Short Positions closed…

Short Term:
Their are no short-term opportunities to the upside.
As good supply did not come into the market, short-term position to the downside should have been closed.
 
Intermediate & Long Term:  
Intermediate and long-term bulls should maintain existing positions.
There are no intermediate or long term opportunities to the downside.
 
Market Trends:
 
Intra-day: Up.
Short Term: Neutral.
Intermediate Term: Neutral
Long Term:  Neutral
The stock market, as measured by the Wyckoff Wave, traded higher on increased volume. It closed in the middle of a narrower price spread, in a neutral condition relative to the Technometer. The price spread and volume suggest the presence of supply.
A review of the intra-day waves indicates that, while supply was present, it did not come in until the afternoon. The morning’s market action featured a lack of demand.
After a gap opening to the upside, the Wyckoff Wave immediately encountered supply and reacted sharply to point P. Then, it put in a week rally to point Q. The overall lack of progress, coupled with the relatively narrow price spread and volume suggested a lack of demand.
Supply returned at point Q and the Wyckoff Wave reacted. However, the supply was not overpowering. This suggests the Wyckoff Wave could still rally and test the high at point Q.
The Optimism – Pessimism Index rallied slightly. It is in harmony with the Wyckoff Wave when compared with point R. It is also in a negative in harmonious action with the Wyckoff Wave when compared with points D, B, Z and X. This is less significant than a negative divergence.
The Force Index rallied and is now producing low negative readings.
Tomorrow, the Technometer will open in a high neutral condition.
Today, the Wyckoff Wave advanced on poor demand and appears to be in the process of establishing a higher resistance point in the developing trading range. This is scenario #4 that was discussed in yesterday’s report.
Today’s market action does not appear to be an upthrust.  Although price spread narrowed and volume increased, strong supply did not come into the market and the Wyckoff Wave closed in the middle of the trading range. Those are not the characteristics of an upthrust.
While the Wyckoff Wave did not rally strongly through the resistance into new high ground, that scenario cannot be eliminated until the Wyckoff Wave puts in a noticeable reaction.
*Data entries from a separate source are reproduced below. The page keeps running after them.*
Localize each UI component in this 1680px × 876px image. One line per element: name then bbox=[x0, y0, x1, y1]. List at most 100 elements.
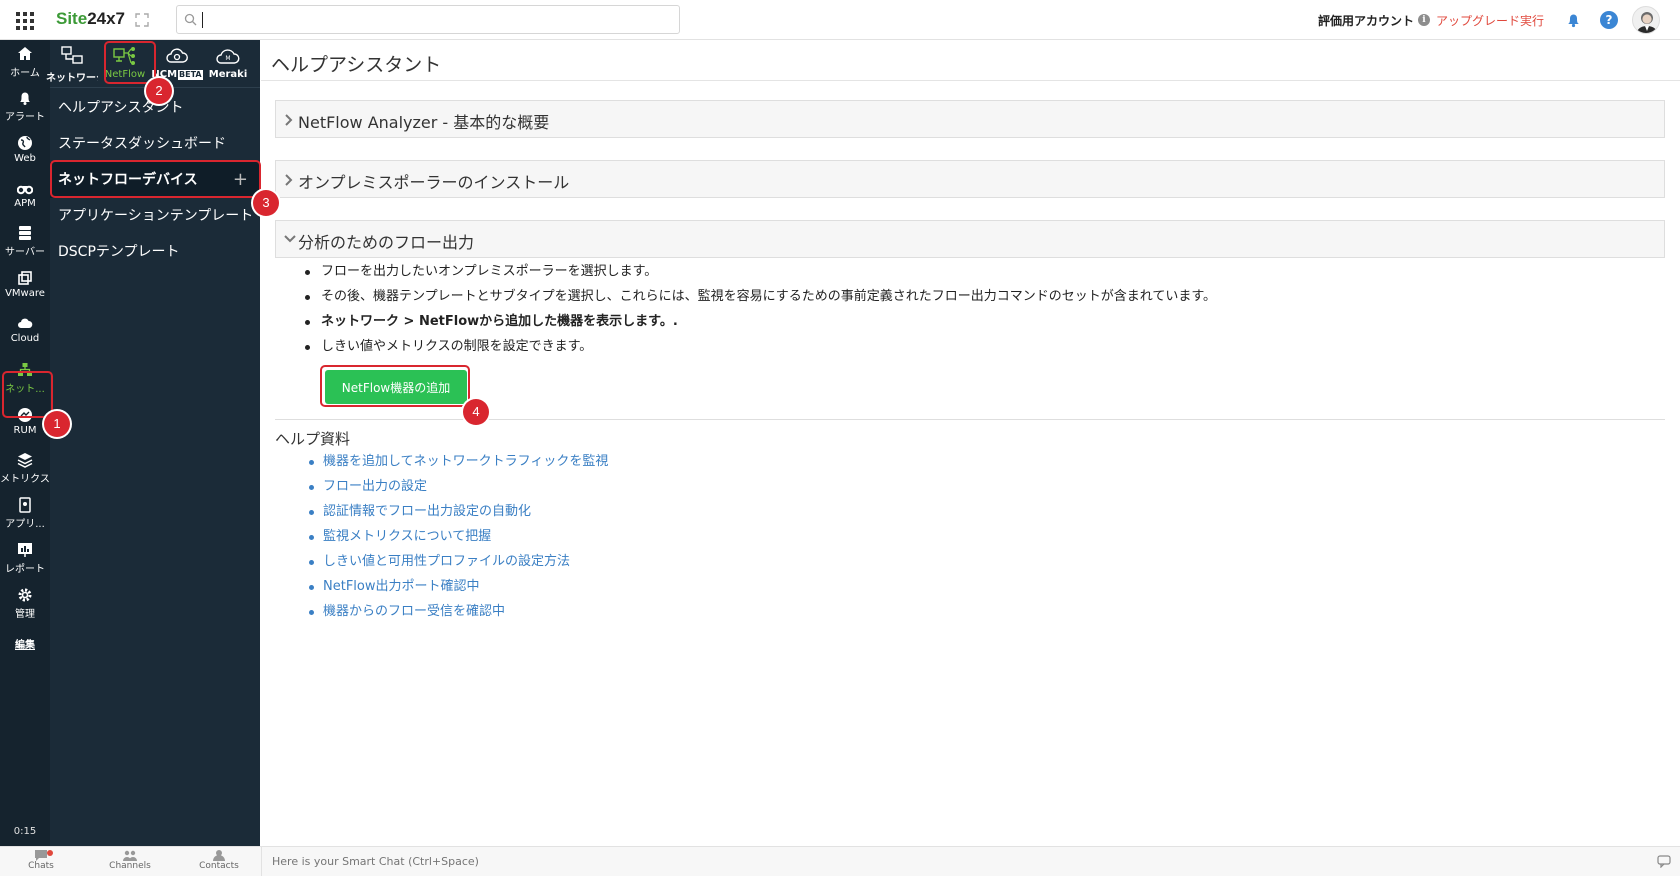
help-link[interactable]: 認証情報でフロー出力設定の自動化 bbox=[323, 504, 531, 519]
chat-bubble-icon[interactable] bbox=[1657, 855, 1671, 868]
help-link[interactable]: 監視メトリクスについて把握 bbox=[323, 529, 491, 544]
menu-netflow-devices-label: ネットフローデバイス bbox=[58, 172, 198, 188]
menu-netflow-devices[interactable]: ネットフローデバイス + bbox=[50, 162, 260, 198]
nav-apm[interactable]: APM bbox=[0, 176, 50, 222]
help-link[interactable]: NetFlow出力ポート確認中 bbox=[323, 579, 480, 594]
main-content: ヘルプアシスタント NetFlow Analyzer - 基本的な概要 オンプレ… bbox=[261, 40, 1680, 846]
smart-chat-input[interactable] bbox=[262, 847, 1642, 875]
contacts-button[interactable]: Contacts bbox=[189, 849, 249, 871]
report-icon bbox=[18, 543, 32, 557]
nav-web[interactable]: Web bbox=[0, 131, 50, 177]
cloud-icon bbox=[18, 318, 33, 328]
contacts-label: Contacts bbox=[199, 861, 239, 871]
menu-status-dashboard-label: ステータスダッシュボード bbox=[58, 136, 226, 152]
contacts-icon bbox=[213, 850, 225, 861]
apps-grid-icon[interactable] bbox=[16, 12, 34, 30]
globe-icon bbox=[18, 136, 32, 150]
session-time: 0:15 bbox=[13, 826, 37, 837]
nav-network[interactable]: ネット... bbox=[0, 358, 50, 404]
list-item: 機器を追加してネットワークトラフィックを監視 bbox=[309, 452, 608, 477]
step-badge-1: 1 bbox=[44, 411, 70, 437]
fullscreen-icon[interactable] bbox=[135, 13, 149, 27]
info-icon[interactable]: i bbox=[1418, 14, 1430, 26]
nav-edit[interactable]: 編集 bbox=[0, 614, 50, 660]
rum-icon bbox=[18, 408, 32, 422]
netflow-menu: ヘルプアシスタント ステータスダッシュボード ネットフローデバイス + アプリケー… bbox=[50, 90, 260, 270]
flow-export-steps: フローを出力したいオンプレミスポーラーを選択します。 その後、機器テンプレートと… bbox=[305, 262, 1665, 362]
nav-web-label: Web bbox=[14, 153, 36, 164]
avatar[interactable] bbox=[1632, 6, 1660, 34]
upgrade-link[interactable]: アップグレード実行 bbox=[1436, 12, 1544, 29]
nav-apm-label: APM bbox=[14, 198, 36, 209]
tab-netflow[interactable]: NetFlow bbox=[103, 42, 147, 86]
nav-reports[interactable]: レポート bbox=[0, 538, 50, 584]
layers-icon bbox=[17, 453, 33, 468]
nav-apps[interactable]: アプリ... bbox=[0, 493, 50, 539]
nav-metrics[interactable]: メトリクス bbox=[0, 448, 50, 494]
app-window: Site24x7 評価用アカウント i アップグレード実行 ? ホーム アラート… bbox=[0, 0, 1680, 876]
nav-apps-label: アプリ... bbox=[5, 519, 45, 530]
accordion-title: 分析のためのフロー出力 bbox=[298, 233, 475, 252]
nav-server[interactable]: サーバー bbox=[0, 221, 50, 267]
menu-dscp-templates[interactable]: DSCPテンプレート bbox=[50, 234, 260, 270]
search-box[interactable] bbox=[176, 5, 680, 34]
notification-icon[interactable] bbox=[1565, 12, 1581, 28]
nav-cloud-label: Cloud bbox=[10, 333, 40, 344]
network-devices-icon bbox=[61, 46, 83, 64]
home-icon bbox=[18, 47, 32, 60]
unread-dot bbox=[47, 850, 53, 856]
nav-alerts[interactable]: アラート bbox=[0, 86, 50, 132]
accordion-title: NetFlow Analyzer - 基本的な概要 bbox=[298, 113, 550, 132]
help-icon[interactable]: ? bbox=[1600, 11, 1618, 29]
accordion-flow-export[interactable]: 分析のためのフロー出力 bbox=[275, 220, 1665, 258]
tab-netflow-label: NetFlow bbox=[104, 69, 146, 80]
nav-network-label: ネット... bbox=[5, 384, 45, 395]
list-item: しきい値と可用性プロファイルの設定方法 bbox=[309, 552, 608, 577]
meraki-icon: M bbox=[216, 49, 240, 64]
nav-rum[interactable]: RUM bbox=[0, 403, 50, 449]
nav-rum-label: RUM bbox=[13, 425, 37, 436]
nav-home[interactable]: ホーム bbox=[0, 42, 50, 88]
add-netflow-device-button[interactable]: NetFlow機器の追加 bbox=[325, 370, 467, 404]
accordion-poller-install[interactable]: オンプレミスポーラーのインストール bbox=[275, 160, 1665, 198]
help-link[interactable]: 機器からのフロー受信を確認中 bbox=[323, 604, 505, 619]
logo-num-text: 24x7 bbox=[87, 9, 126, 28]
list-item: NetFlow出力ポート確認中 bbox=[309, 577, 608, 602]
list-item: 監視メトリクスについて把握 bbox=[309, 527, 608, 552]
step-badge-2: 2 bbox=[146, 78, 172, 104]
list-item: しきい値やメトリクスの制限を設定できます。 bbox=[305, 337, 1665, 362]
menu-application-templates-label: アプリケーションテンプレート bbox=[58, 208, 254, 224]
network-submenu-panel: ネットワーク NetFlow NCMBETA M Meraki ヘルプアシスタン… bbox=[46, 40, 260, 846]
list-item: フローを出力したいオンプレミスポーラーを選択します。 bbox=[305, 262, 1665, 287]
menu-application-templates[interactable]: アプリケーションテンプレート bbox=[50, 198, 260, 234]
help-link[interactable]: しきい値と可用性プロファイルの設定方法 bbox=[323, 554, 570, 569]
ncm-icon bbox=[166, 48, 188, 63]
smart-chat-bar[interactable] bbox=[262, 847, 1642, 875]
svg-text:M: M bbox=[225, 55, 230, 62]
tab-network[interactable]: ネットワーク bbox=[46, 42, 98, 86]
nav-metrics-label: メトリクス bbox=[0, 474, 50, 485]
nav-cloud[interactable]: Cloud bbox=[0, 311, 50, 357]
title-divider bbox=[261, 80, 1680, 81]
list-item: 機器からのフロー受信を確認中 bbox=[309, 602, 608, 627]
netflow-icon bbox=[113, 47, 135, 65]
chats-button[interactable]: Chats bbox=[11, 849, 71, 871]
nav-vmware-label: VMware bbox=[5, 288, 45, 299]
tab-network-label: ネットワーク bbox=[46, 73, 98, 84]
tab-meraki-label: Meraki bbox=[208, 69, 248, 80]
menu-status-dashboard[interactable]: ステータスダッシュボード bbox=[50, 126, 260, 162]
search-icon bbox=[184, 13, 197, 26]
search-input[interactable] bbox=[201, 9, 671, 30]
add-device-plus-icon[interactable]: + bbox=[233, 162, 248, 198]
help-link[interactable]: フロー出力の設定 bbox=[323, 479, 427, 494]
channels-button[interactable]: Channels bbox=[100, 849, 160, 871]
server-icon bbox=[19, 226, 31, 240]
nav-home-label: ホーム bbox=[10, 68, 40, 79]
logo-site-text: Site bbox=[56, 9, 88, 28]
gear-icon bbox=[18, 588, 32, 602]
help-link[interactable]: 機器を追加してネットワークトラフィックを監視 bbox=[323, 454, 608, 469]
accordion-netflow-overview[interactable]: NetFlow Analyzer - 基本的な概要 bbox=[275, 100, 1665, 138]
site24x7-logo[interactable]: Site24x7 bbox=[56, 9, 125, 29]
nav-vmware[interactable]: VMware bbox=[0, 266, 50, 312]
tab-meraki[interactable]: M Meraki bbox=[206, 42, 250, 86]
Scenario #1 is also still in play as the Wyckoff Wave could certainly react, test and/or penetrate the lows at points S and U.
The neutral Technometer is not suggesting an immediate turnaround. In addition the O-P Index is moving back into harmony with the Wyckoff Wave. This indicates some relative strength.
Although the Wyckoff Wave could certainly put in a strong rally, the market action, to this point, has been marked by a lack of demand. It still appears the Wyckoff Wave will react back into the trading range.
Regardless, Wyckoff discipline maintains that if the market did not behave as expected, position should be closed. That was the case. It was expected that the Wyckoff Wave would test the top of the trading range and react. Instead, the Wyckoff Wave rallied slightly past the resistance. While the reaction may happen tomorrow, the possibility the Wyckoff Wave could continue to rally could put short-term bears in a difficult position.